The ratchet is a very simple device which allows a shaft to turn only one way. The possibility of having something turn only one way requires some detailed and careful analysis, and there are some very interesting consequences.

The plan of the discussion came about in attempting to devise an elementary explanation, from the molecular or kinetic point of view, for the fact that there is a maximum amount of work which can be extracted from a heat engine. Of course we have seen the essence of Carnot’s argument, but it would be nice to find an explanation which is elementary in the sense that we can see what is happening physically. Now, there are complicated mathematical demonstrations which follow from Newton’s laws to demonstrate that we can get only a certain amount of work out when heat flows from one place to another, but there is great difficulty in converting this into an elementary demonstration. In short, we do not understand it, although we can follow the mathematics.

In Carnot’s argument, the fact that more than a certain amount of work cannot be extracted in going from one temperature to another is deduced from another axiom, which is that if everything is at the same temperature, heat cannot be converted to work by means of a cyclic process. First, let us back up and try to see, in at least one elementary example, why this simpler statement is true.

Fig. 46–1. The ratchet and pawl machine.

Let us try to invent a device which will violate the Second Law of Thermodynamics, that is, a gadget which will generate work from a heat reservoir with everything at the same temperature. Let us say we have a box of gas at a certain temperature, and inside there is an axle with vanes in it. (See Fig. 46–1 but take T₁= T₂= T, say.) Because of the bombardments of gas molecules on the vane, the vane oscillates and jiggles. All we have to do is to hook onto the other end of the axle a wheel which can turn only one way—the ratchet and pawl. Then when the shaft tries to jiggle one way, it will not turn, and when it jiggles the other, it will turn. Then the wheel will slowly turn, and perhaps we might even tie a flea onto a string hanging from a drum on the shaft, and lift the flea! Now let us ask if this is possible. According to Carnot’s hypothesis, it is impossible. But if we just look at it, we see, prima facie, that it seems quite possible. So we must look more closely. Indeed, if we look at the ratchet and pawl, we see a number of complications.

First, our idealized ratchet is as simple as possible, but even so, there is a pawl, and there must be a spring in the pawl. The pawl must return after coming off a tooth, so the spring is necessary.
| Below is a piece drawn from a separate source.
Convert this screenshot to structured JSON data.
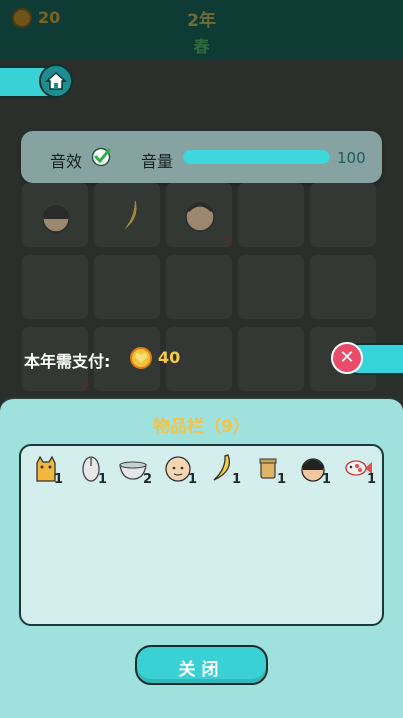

Another feature of this ratchet and pawl, not shown in the figure, is quite essential. Suppose the device were made of perfectly elastic parts. After the pawl is lifted off the end of the tooth and is pushed back by the spring, it will bounce against the wheel and continue to bounce. Then, when another fluctuation came, the wheel could turn the other way, because the tooth could get underneath during the moment when the pawl was up! Therefore, an essential part of the irreversibility of our wheel is a damping or deadening mechanism which stops the bouncing. When the damping happens, of course, the energy that was in the pawl goes into the wheel and shows up as heat. So, as it turns, the wheel will get hotter and hotter. To make the thing simpler, we can put a gas around the wheel to take up some of the heat. Anyway, let us say the gas keeps rising in temperature, along with the wheel. Will it go on forever? No! The pawl and wheel, both at some temperature T, also have Brownian motion. This motion is such that, every once in a while, by accident, the pawl lifts itself up and over a tooth just at the moment when the Brownian motion on the vanes is trying to turn the axle backwards. And as things get hotter, this happens more often.

So, this is the reason this device does not work in perpetual motion. When the vanes get kicked, sometimes the pawl lifts up and goes over the end. But sometimes, when it tries to turn the other way, the pawl has already lifted due to the fluctuations of the motions on the wheel side, and the wheel goes back the other way! The net result is nothing. It is not hard to demonstrate that when the temperature on both sides is equal, there will be no net average motion of the wheel. Of course the wheel will do a lot of jiggling this way and that way, but it will not do what we would like, which is to turn just one way.

Let us look at the reason. It is necessary to do work against the spring in order to lift the pawl to the top of a tooth. Let us call this energy ϵ, and let θ be the angle between the teeth. The chance that the system can accumulate enough energy, ϵ, to get the pawl over the top of the tooth, is e^−ϵ/kT. But the probability that the pawl will accidentally be up is also e^−ϵ/kT. So the number of times that the pawl is up and the wheel can turn backwards freely is equal to the number of times that we have enough energy to turn it forward when the pawl is down. We thus get a “balance,” and the wheel will not go around.